Carbohydrates are converted into sugars in the liver. That means a high carbohydrate diet produces more sugar which increases the burden on the pancreas to produce insulin to regulate the levels of sugar in the blood. A low-carb diet reduces the demand on the pancreas to produce insulin, which is in low supply in diabetics.

Insulin Production Doubled

Researchers conducted a randomized clinical trial with 57 Type 2 diabetes patients who weren’t using insulin treatments. The trial was designed to determine whether a change in diet alone would affect the beta cell function in people with Type 2 diabetes.

After discontinuing participants’ medications for one to two weeks, researchers divided participants into two groups: a low-carb group eating 9 percent carbohydrates and 65 percent fat and a high-carb group eating 55 percent carbohydrates and 20 percent fat.
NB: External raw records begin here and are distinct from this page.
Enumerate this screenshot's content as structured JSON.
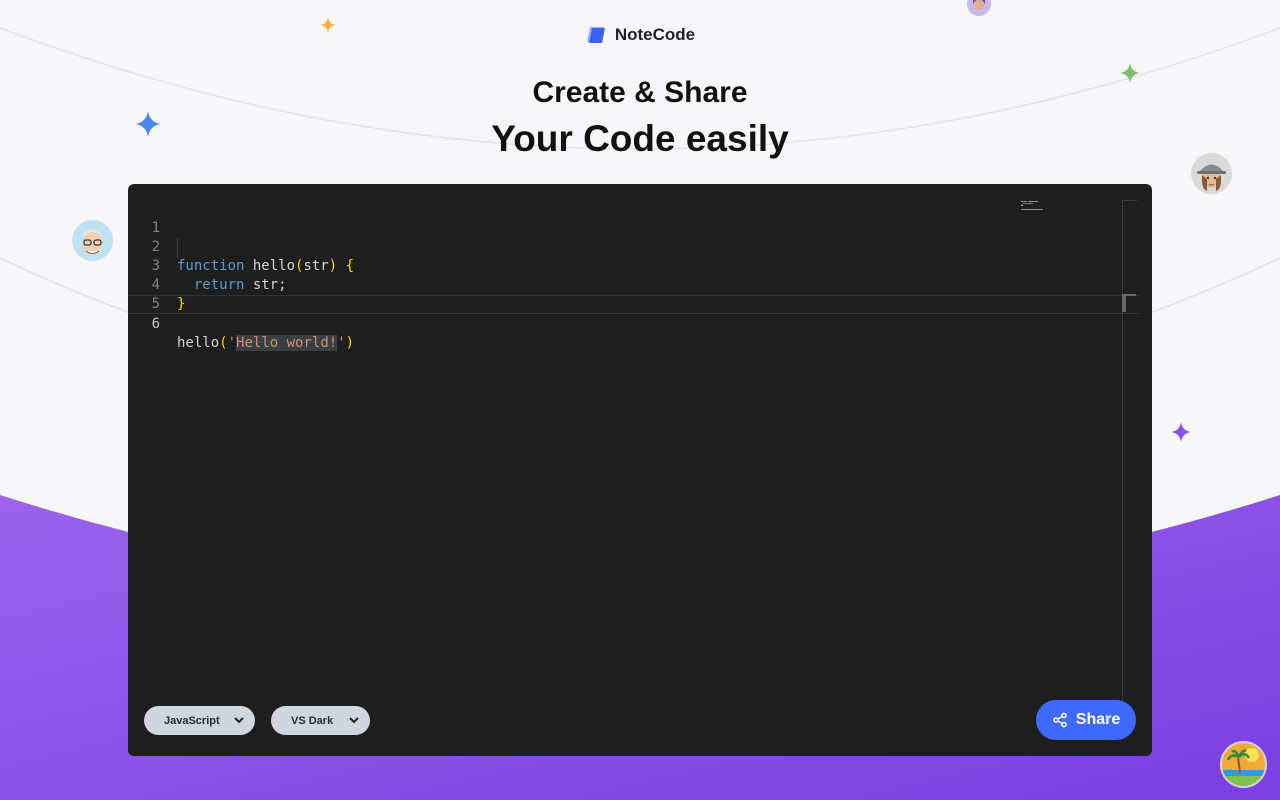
{
  "brand": {
    "name": "NoteCode",
    "icon": "notecode-logo-icon"
  },
  "header": {
    "line1": "Create & Share",
    "line2": "Your Code easily"
  },
  "editor": {
    "language": "JavaScript",
    "lines": [
      {
        "number": "1"
      },
      {
        "number": "2"
      },
      {
        "number": "3"
      },
      {
        "number": "4"
      },
      {
        "number": "5"
      },
      {
        "number": "6"
      }
    ],
    "tokens": {
      "l2_kw": "function",
      "l2_name": " hello",
      "l2_open": "(",
      "l2_param": "str",
      "l2_close": ")",
      "l2_space": " ",
      "l2_brace": "{",
      "l3_indent": "  ",
      "l3_kw": "return",
      "l3_rest": " str;",
      "l4_brace": "}",
      "l6_call": "hello",
      "l6_open": "(",
      "l6_quote1": "'",
      "l6_str": "Hello world!",
      "l6_quote2": "'",
      "l6_close": ")"
    }
  },
  "toolbar": {
    "language_select": "JavaScript",
    "theme_select": "VS Dark",
    "share_label": "Share"
  },
  "colors": {
    "accent": "#406aff",
    "purple_band": "#8a55e8",
    "editor_bg": "#1e1e1e"
  }
}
After 12 weeks, participants whose diet was low in carbohydrates experienced a twofold increase in activity in the insulin-producing cells. Those served the higher-carbohydrate meals had a 32 percent increase in beta cell activity.
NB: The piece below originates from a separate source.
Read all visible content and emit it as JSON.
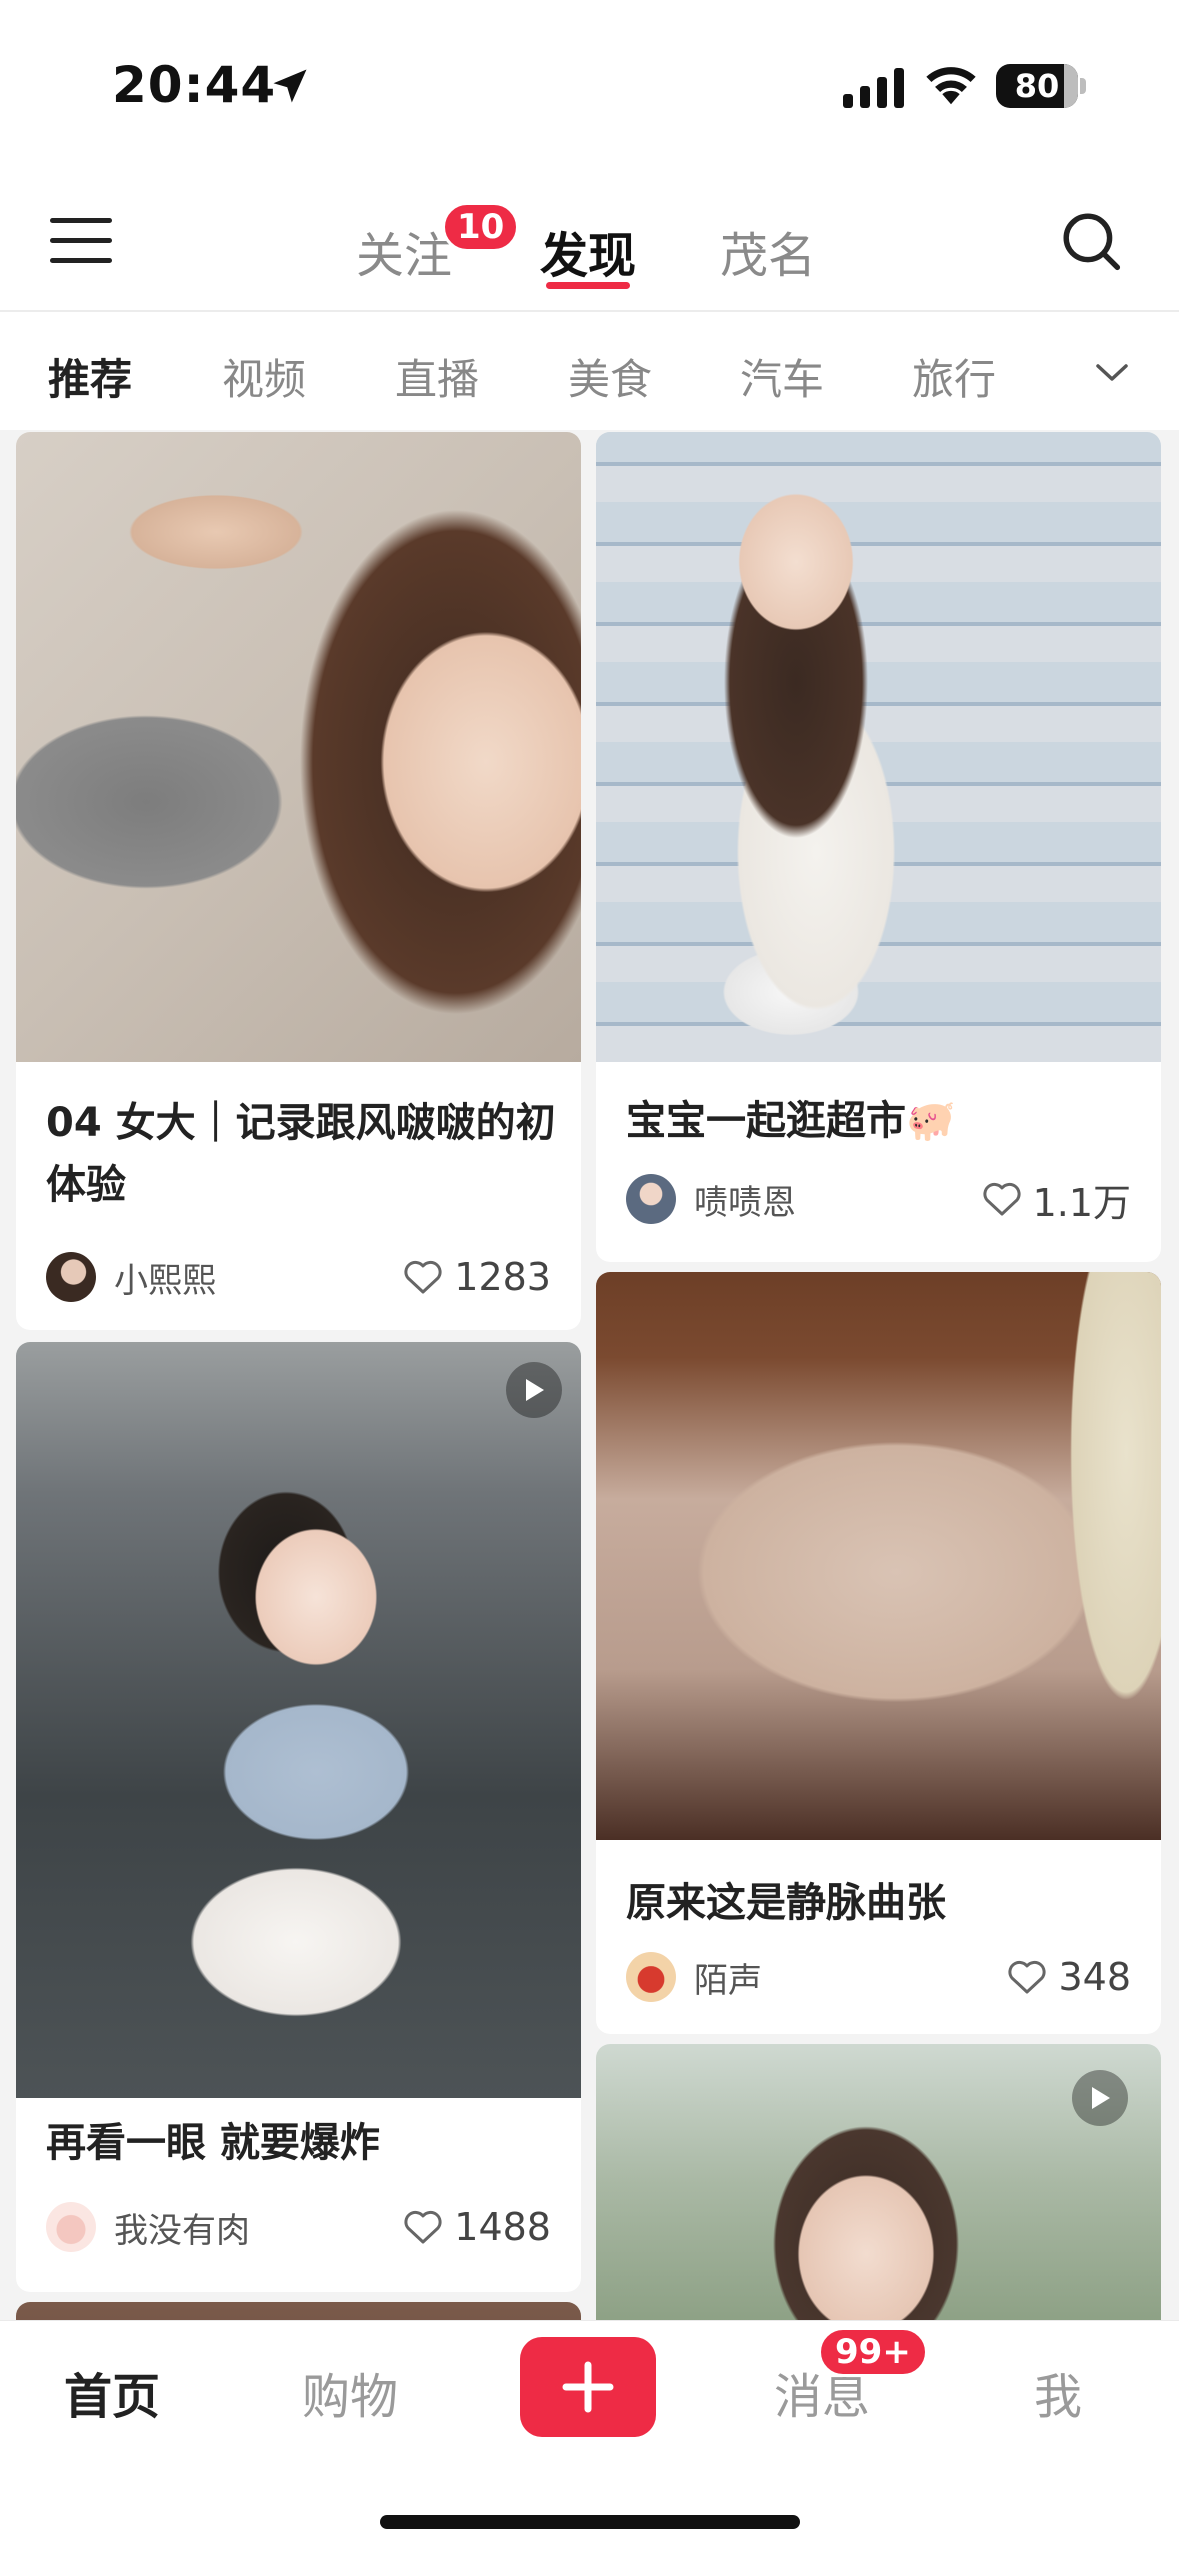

The researchers concluded that a carbohydrate-restricted diet “has beneficial effects on [beta cell] function in patients with mild [Type 2 diabetes]. ”The new research could be very beneficial for diabetes patients, Dr. Jason Fung, a physician and the author of “The Diabetes Code: Prevent and Reverse Type 2 Diabetes Naturally,” told The Epoch Times.

“People with Type 2 diabetes need to know that a dietary intervention, reducing carbohydrates, has the potential to reverse their disease without the need for medication,” Fung wrote in an email. While medication can help manage Type 2 diabetes, it cannot reverse the condition on its own, as it does not address its root cause: diet, according to Fung.

Improved Beta Cell Activity May Halt Diabetes Progression

Beta cells’ insulin secretion immediately after meals, known as first-phase secretion, is important in removing excess glucose from the blood.

The researchers noted that inadequate first-phase secretion leads to high blood sugar levels, which initiates the development of Type 2 diabetes. The study showed that low-carb dietary interventions could increase beta cell activity, suggesting that this dietary approach may be able to stop diabetes before it takes hold. “This result reinforces the results of many other studies that showed the same thing: that reducing carbohydrates could reverse Type 2 diabetes,” Fung said.

This is great news for diabetics and for older adults who may yet develop diabetes. This should be very comforting as you prepare to celebrate Thanksgiving!